With difficulty they managed to convince Eizerman to keep one ruble and eighty-six kopecks for himself.

“You’re causing me real distress,” he repeated with sorrow. “If you took my last kopeck, I’d feel that I’d done a genuine service for another person. But this way it turns out to be only a halfway measure, without taste. . . .”

1. An ancient prayer recited in early December: “And grant dew and rain as a blessing.”

2. Both the samovar and the cigarette require the lighting of fire. Exodus 35:3: “You shall kindle no fire throughout your habitations on the Sabbath day.”

3. Cf. Raskolnikov’s theories in Fyodor Dostoevsky’s Crime and Punishment and Serezha’s behavior in Vladimir Jabotinsky’s novel The Five.

4. A religious-philosophical essay (1827) written by the Austro-Italian scholar Isaac Samuel Reggio (1784–1855), in answer to the rabbis of the old school who protested against the establishment of the rabbinical college at Padua.

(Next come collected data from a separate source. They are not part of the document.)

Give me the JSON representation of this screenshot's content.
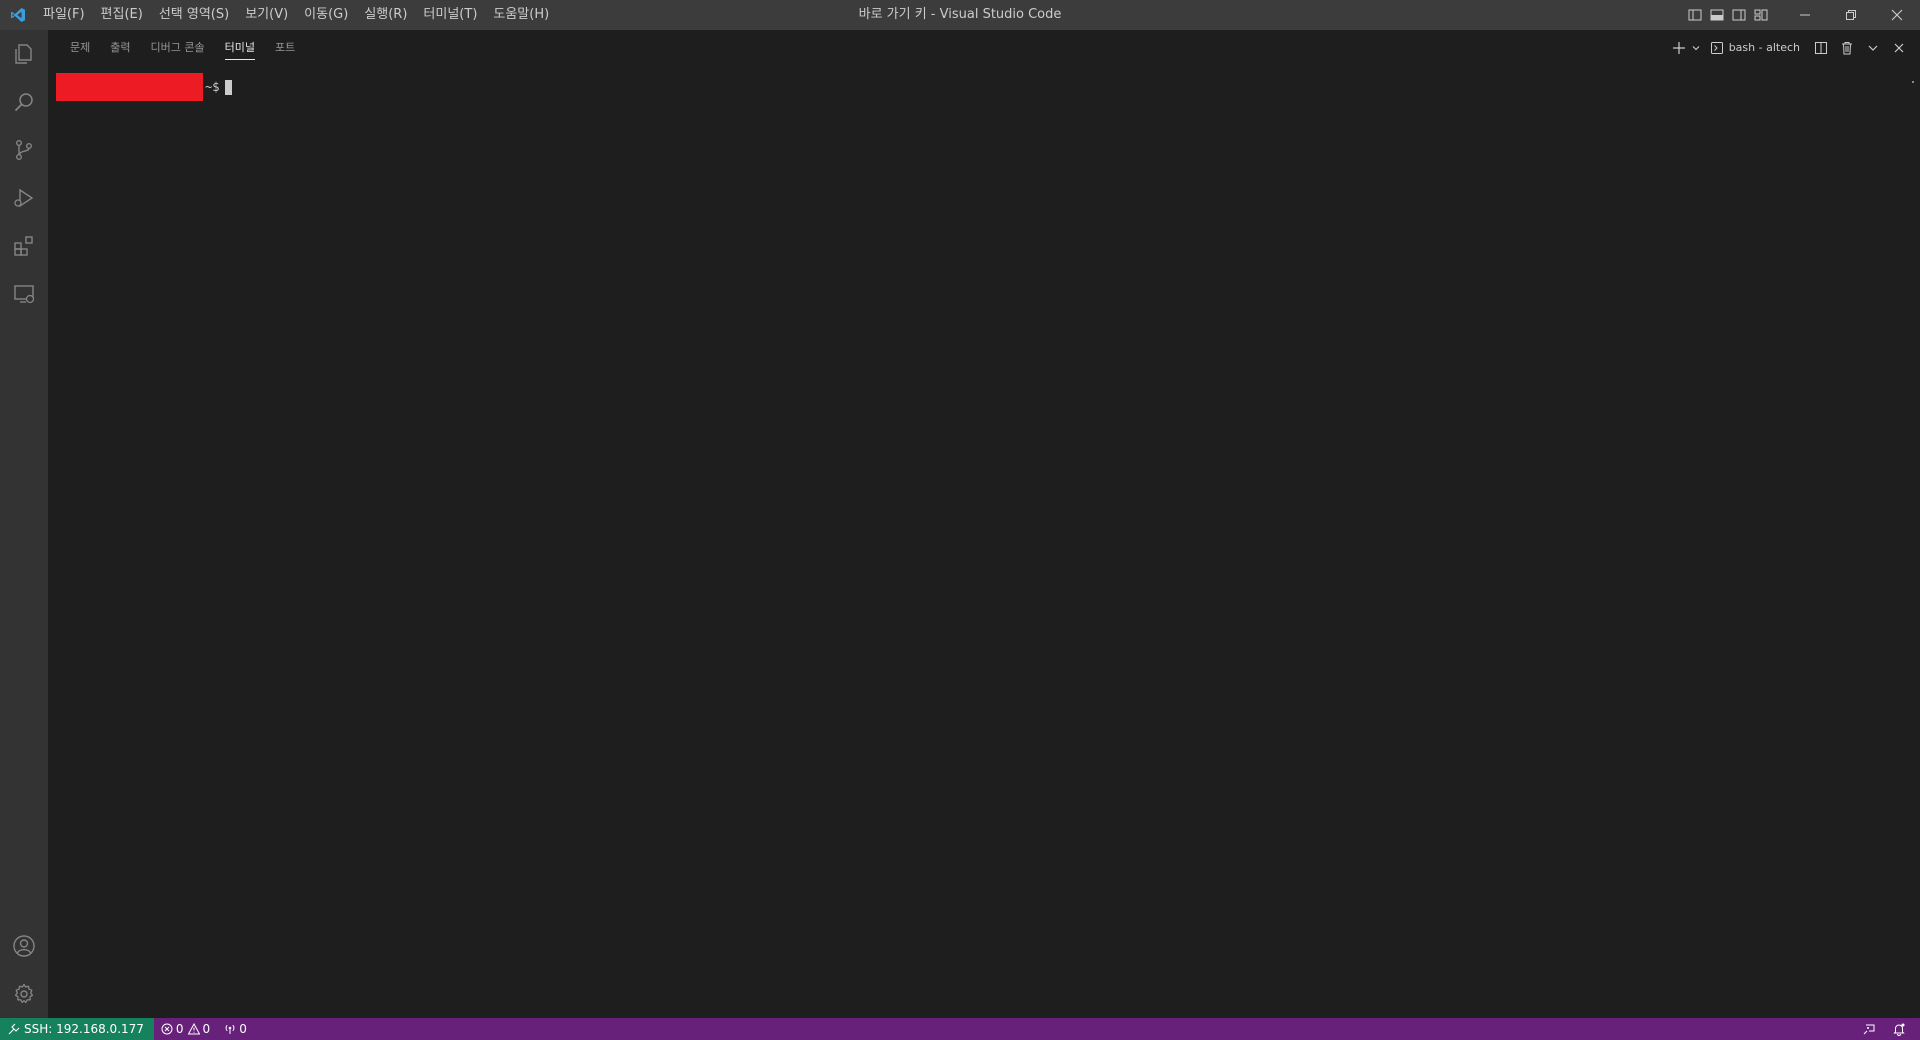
{
  "window": {
    "title": "바로 가기 키 - Visual Studio Code"
  },
  "menu": {
    "items": [
      "파일(F)",
      "편집(E)",
      "선택 영역(S)",
      "보기(V)",
      "이동(G)",
      "실행(R)",
      "터미널(T)",
      "도움말(H)"
    ]
  },
  "activity": {
    "items": [
      "explorer-icon",
      "search-icon",
      "source-control-icon",
      "run-debug-icon",
      "extensions-icon",
      "remote-explorer-icon"
    ],
    "bottom": [
      "accounts-icon",
      "manage-gear-icon"
    ]
  },
  "panel": {
    "tabs": [
      {
        "label": "문제",
        "active": false
      },
      {
        "label": "출력",
        "active": false
      },
      {
        "label": "디버그 콘솔",
        "active": false
      },
      {
        "label": "터미널",
        "active": true
      },
      {
        "label": "포트",
        "active": false
      }
    ],
    "terminal_name": "bash - altech"
  },
  "terminal": {
    "prompt_suffix": "~$"
  },
  "status": {
    "remote": "SSH: 192.168.0.177",
    "errors": "0",
    "warnings": "0",
    "ports": "0"
  },
  "colors": {
    "titlebar": "#3c3c3c",
    "activitybar": "#333333",
    "panel_bg": "#1e1e1e",
    "statusbar": "#68217a",
    "remote_indicator": "#16825d",
    "redaction": "#ed1c24"
  }
}
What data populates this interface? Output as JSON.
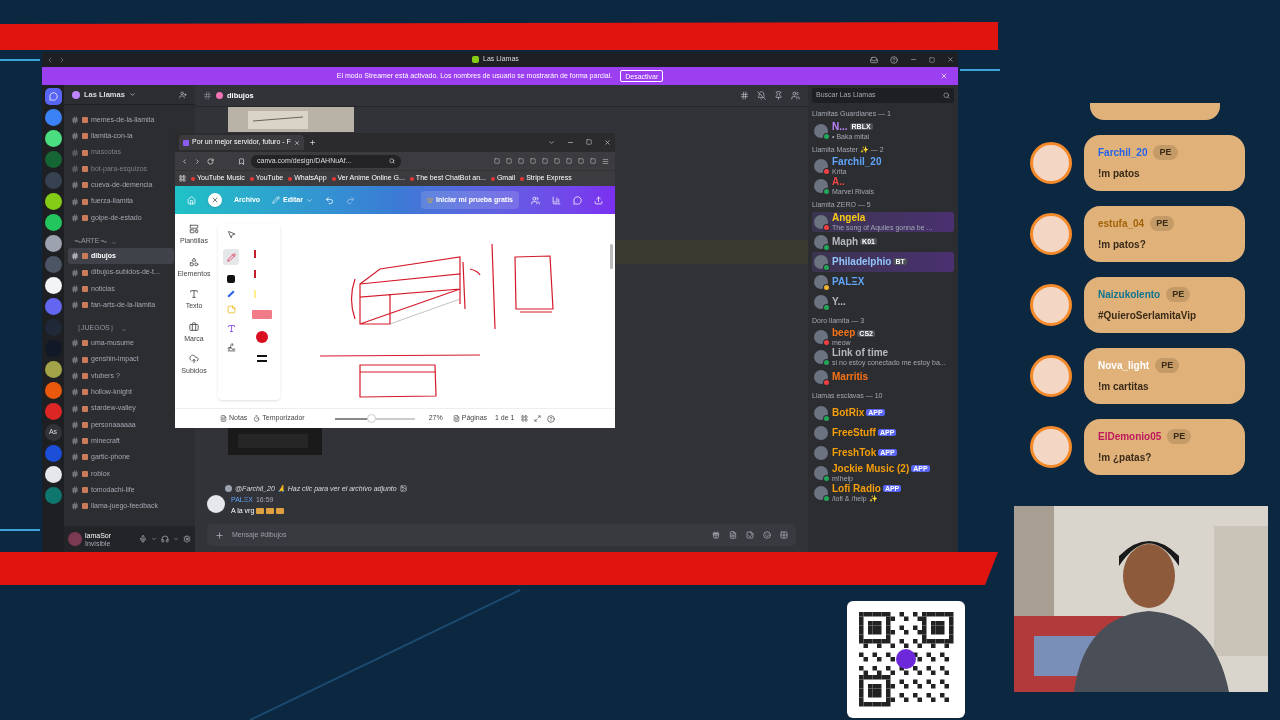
{
  "discord": {
    "title": "Las Llamas",
    "streamer_banner": {
      "text": "El modo Streamer está activado. Los nombres de usuario se mostrarán de forma parcial.",
      "button": "Desactivar"
    },
    "servers": [
      {
        "kind": "home"
      },
      {
        "kind": "avatar",
        "color": "#3b82f6"
      },
      {
        "kind": "avatar",
        "color": "#4ade80"
      },
      {
        "kind": "avatar",
        "color": "#166534"
      },
      {
        "kind": "avatar",
        "color": "#374151"
      },
      {
        "kind": "avatar",
        "color": "#84cc16"
      },
      {
        "kind": "avatar",
        "color": "#22c55e"
      },
      {
        "kind": "avatar",
        "color": "#9ca3af"
      },
      {
        "kind": "avatar",
        "color": "#4b5563"
      },
      {
        "kind": "avatar",
        "color": "#f3f4f6"
      },
      {
        "kind": "avatar",
        "color": "#6366f1"
      },
      {
        "kind": "avatar",
        "color": "#1f2937"
      },
      {
        "kind": "avatar",
        "color": "#111827"
      },
      {
        "kind": "avatar",
        "color": "#a3a34a"
      },
      {
        "kind": "avatar",
        "color": "#ea580c"
      },
      {
        "kind": "avatar",
        "color": "#dc2626"
      },
      {
        "kind": "text",
        "label": "As"
      },
      {
        "kind": "avatar",
        "color": "#1d4ed8"
      },
      {
        "kind": "avatar",
        "color": "#e5e7eb"
      },
      {
        "kind": "avatar",
        "color": "#0f766e"
      }
    ],
    "server_name": "Las Llamas",
    "channels": [
      {
        "kind": "channel",
        "name": "memes-de-la-llamita",
        "muted": false,
        "selected": false
      },
      {
        "kind": "channel",
        "name": "llamita-con-ia",
        "muted": false,
        "selected": false
      },
      {
        "kind": "channel",
        "name": "mascotas",
        "muted": true,
        "selected": false
      },
      {
        "kind": "channel",
        "name": "bot-para-esquizos",
        "muted": true,
        "selected": false
      },
      {
        "kind": "channel",
        "name": "cueva-de-demencia",
        "muted": false,
        "selected": false
      },
      {
        "kind": "channel",
        "name": "fuerza-llamita",
        "muted": false,
        "selected": false
      },
      {
        "kind": "channel",
        "name": "golpe-de-estado",
        "muted": false,
        "selected": false
      },
      {
        "kind": "category",
        "name": "ᯓARTEᯓ"
      },
      {
        "kind": "channel",
        "name": "dibujos",
        "muted": false,
        "selected": true
      },
      {
        "kind": "channel",
        "name": "dibujos-subidos-de-t...",
        "muted": false,
        "selected": false
      },
      {
        "kind": "channel",
        "name": "noticias",
        "muted": false,
        "selected": false
      },
      {
        "kind": "channel",
        "name": "fan-arts-de-la-llamita",
        "muted": false,
        "selected": false
      },
      {
        "kind": "category",
        "name": "［JUEGOS］"
      },
      {
        "kind": "channel",
        "name": "uma-musume",
        "muted": false,
        "selected": false
      },
      {
        "kind": "channel",
        "name": "genshin-impact",
        "muted": false,
        "selected": false
      },
      {
        "kind": "channel",
        "name": "vtubers ?",
        "muted": false,
        "selected": false
      },
      {
        "kind": "channel",
        "name": "hollow-knight",
        "muted": false,
        "selected": false
      },
      {
        "kind": "channel",
        "name": "stardew-valley",
        "muted": false,
        "selected": false
      },
      {
        "kind": "channel",
        "name": "personaaaaaa",
        "muted": false,
        "selected": false
      },
      {
        "kind": "channel",
        "name": "minecraft",
        "muted": false,
        "selected": false
      },
      {
        "kind": "channel",
        "name": "gartic-phone",
        "muted": false,
        "selected": false
      },
      {
        "kind": "channel",
        "name": "roblox",
        "muted": false,
        "selected": false
      },
      {
        "kind": "channel",
        "name": "tomodachi-life",
        "muted": false,
        "selected": false
      },
      {
        "kind": "channel",
        "name": "llama-juego-feedback",
        "muted": false,
        "selected": false
      }
    ],
    "user": {
      "name": "lamaSor",
      "status": "Invisible"
    },
    "channel_header": "dibujos",
    "search": {
      "placeholder": "Buscar Las Llamas"
    },
    "message": {
      "reply": "@Farchil_20 🙏 Haz clic para ver el archivo adjunto",
      "author": "PALΞX",
      "time": "16:59",
      "text": "A la vrg"
    },
    "composer": {
      "placeholder": "Mensaje #dibujos"
    },
    "member_groups": [
      {
        "title": "Llamitas Guardianes — 1",
        "members": [
          {
            "kind": "online",
            "name": "N...",
            "color": "#c084fc",
            "tag": "RBLX",
            "activity": "• Baka mitai",
            "banner": false
          }
        ]
      },
      {
        "title": "Llamita Master ✨ — 2",
        "members": [
          {
            "kind": "dnd",
            "name": "Farchil_20",
            "color": "#60a5fa",
            "activity": "Krita",
            "banner": false
          },
          {
            "kind": "online",
            "name": "A..",
            "color": "#ef4444",
            "activity": "Marvel Rivals",
            "banner": false
          }
        ]
      },
      {
        "title": "Llamita ZERO — 5",
        "members": [
          {
            "kind": "dnd",
            "name": "Angela",
            "color": "#facc15",
            "activity": "The song of Aquiles gonna be ...",
            "banner": true
          },
          {
            "kind": "online",
            "name": "Maph",
            "color": "#b5bac1",
            "tag": "K01",
            "banner": false
          },
          {
            "kind": "online",
            "name": "Philadelphio",
            "color": "#93c5fd",
            "tag": "BT",
            "banner": true
          },
          {
            "kind": "idle",
            "name": "PALΞX",
            "color": "#60a5fa",
            "banner": false
          },
          {
            "kind": "online",
            "name": "Y...",
            "color": "#b5bac1",
            "banner": false
          }
        ]
      },
      {
        "title": "Doro llamita — 3",
        "members": [
          {
            "kind": "dnd",
            "name": "beep",
            "color": "#f97316",
            "tag": "CS2",
            "activity": "meow",
            "banner": false
          },
          {
            "kind": "mobile",
            "name": "Link of time",
            "color": "#b5bac1",
            "activity": "si no estoy conectado me estoy ba...",
            "banner": false
          },
          {
            "kind": "dnd",
            "name": "Marritis",
            "color": "#f97316",
            "banner": false
          }
        ]
      },
      {
        "title": "Llamas esclavas — 10",
        "members": [
          {
            "kind": "online",
            "name": "BotRix",
            "color": "#f59e0b",
            "tag": "APP",
            "banner": false
          },
          {
            "kind": "bot",
            "name": "FreeStuff",
            "color": "#f59e0b",
            "tag": "APP",
            "banner": false
          },
          {
            "kind": "bot",
            "name": "FreshTok",
            "color": "#f59e0b",
            "tag": "APP",
            "banner": false
          },
          {
            "kind": "online",
            "name": "Jockie Music (2)",
            "color": "#f59e0b",
            "tag": "APP",
            "activity": "m!help",
            "banner": false
          },
          {
            "kind": "online",
            "name": "Lofi Radio",
            "color": "#f59e0b",
            "tag": "APP",
            "activity": "/lofi & /help ✨",
            "banner": false
          }
        ]
      }
    ]
  },
  "browser": {
    "tab": "Por un mejor servidor, futuro - F",
    "url": "canva.com/design/DAHNuAf...",
    "bookmarks": [
      "YouTube Music",
      "YouTube",
      "WhatsApp",
      "Ver Anime Online G...",
      "The best ChatBot an...",
      "Gmail",
      "Stripe Express"
    ],
    "canva": {
      "file_menu": "Archivo",
      "edit": "Editar",
      "trial": "Iniciar mi prueba gratis",
      "side_items": [
        "Plantillas",
        "Elementos",
        "Texto",
        "Marca",
        "Subidos"
      ],
      "notes": "Notas",
      "timer": "Temporizador",
      "zoom": {
        "level": 0.45,
        "reading": "27%"
      },
      "pages": "Páginas",
      "page_count": "1 de 1"
    }
  },
  "chat": [
    {
      "user": "Farchil_20",
      "color": "#2563eb",
      "badge": "PE",
      "text": "!m patos"
    },
    {
      "user": "estufa_04",
      "color": "#a16207",
      "badge": "PE",
      "text": "!m patos?"
    },
    {
      "user": "Naizukolento",
      "color": "#0e7490",
      "badge": "PE",
      "text": "#QuieroSerlamitaVip"
    },
    {
      "user": "Nova_light",
      "color": "#ffffff",
      "badge": "PE",
      "text": "!m cartitas"
    },
    {
      "user": "ElDemonio05",
      "color": "#be185d",
      "badge": "PE",
      "text": "!m ¿patas?"
    }
  ]
}
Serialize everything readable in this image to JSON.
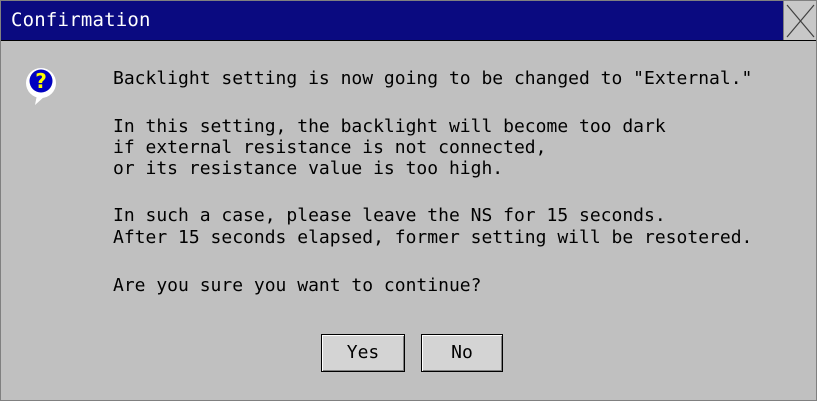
{
  "window": {
    "title": "Confirmation",
    "close_icon": "close-x-icon"
  },
  "icon": {
    "name": "question-icon",
    "glyph": "?"
  },
  "message": {
    "line1": "Backlight setting is now going to be changed to \"External.\"",
    "para2_line1": "In this setting, the backlight will become too dark",
    "para2_line2": "if external resistance is not connected,",
    "para2_line3": "or its resistance value is too high.",
    "para3_line1": "In such a case, please leave the NS for 15 seconds.",
    "para3_line2": "After 15 seconds elapsed, former setting will be resotered.",
    "question": "Are you sure you want to continue?"
  },
  "buttons": {
    "yes_label": "Yes",
    "no_label": "No"
  },
  "colors": {
    "titlebar": "#0a0a80",
    "background": "#c0c0c0",
    "icon_fill": "#0000c0"
  }
}
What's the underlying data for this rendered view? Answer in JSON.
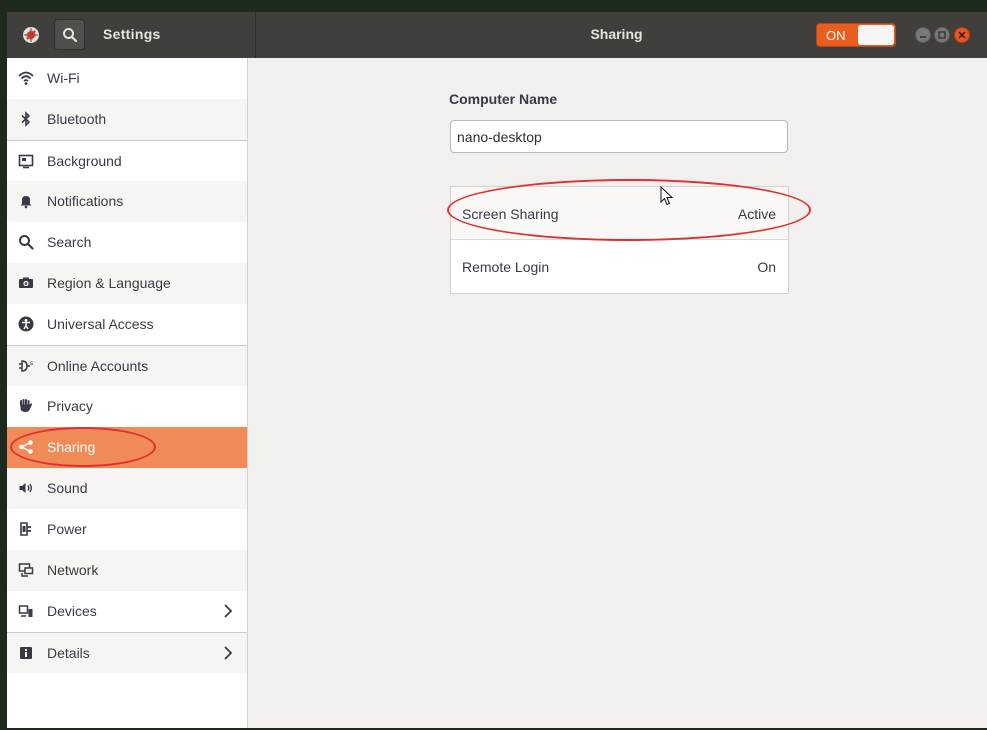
{
  "window": {
    "app_title": "Settings",
    "panel_title": "Sharing",
    "master_toggle": {
      "label": "ON",
      "state": "on"
    },
    "accent_color": "#f08a57"
  },
  "sidebar": {
    "items": [
      {
        "label": "Wi-Fi",
        "icon": "wifi-icon"
      },
      {
        "label": "Bluetooth",
        "icon": "bluetooth-icon"
      },
      {
        "label": "Background",
        "icon": "background-icon"
      },
      {
        "label": "Notifications",
        "icon": "bell-icon"
      },
      {
        "label": "Search",
        "icon": "search-icon"
      },
      {
        "label": "Region & Language",
        "icon": "camera-icon"
      },
      {
        "label": "Universal Access",
        "icon": "accessibility-icon"
      },
      {
        "label": "Online Accounts",
        "icon": "online-accounts-icon"
      },
      {
        "label": "Privacy",
        "icon": "hand-icon"
      },
      {
        "label": "Sharing",
        "icon": "share-icon",
        "selected": true
      },
      {
        "label": "Sound",
        "icon": "speaker-icon"
      },
      {
        "label": "Power",
        "icon": "power-plug-icon"
      },
      {
        "label": "Network",
        "icon": "network-icon"
      },
      {
        "label": "Devices",
        "icon": "devices-icon",
        "has_submenu": true
      },
      {
        "label": "Details",
        "icon": "info-icon",
        "has_submenu": true
      }
    ]
  },
  "main": {
    "computer_name_label": "Computer Name",
    "computer_name_value": "nano-desktop",
    "rows": [
      {
        "label": "Screen Sharing",
        "value": "Active"
      },
      {
        "label": "Remote Login",
        "value": "On"
      }
    ]
  }
}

5. Moses Mendelssohn’s literal German translation of the Pentateuch (1783) with a commentary, or biur, written largely by Solomon Dubno (1738–1813), a grammarian and Hebraist.

6. A Jewish charitable group of volunteers that oversaw burials.

7. An abbreviated volume of the Jewish legal code compiled by Solomon Ganzfried (1804–86) in 1870.

8. From the Gemara, the part of the Talmud that contains rabbinic commentaries and analysis.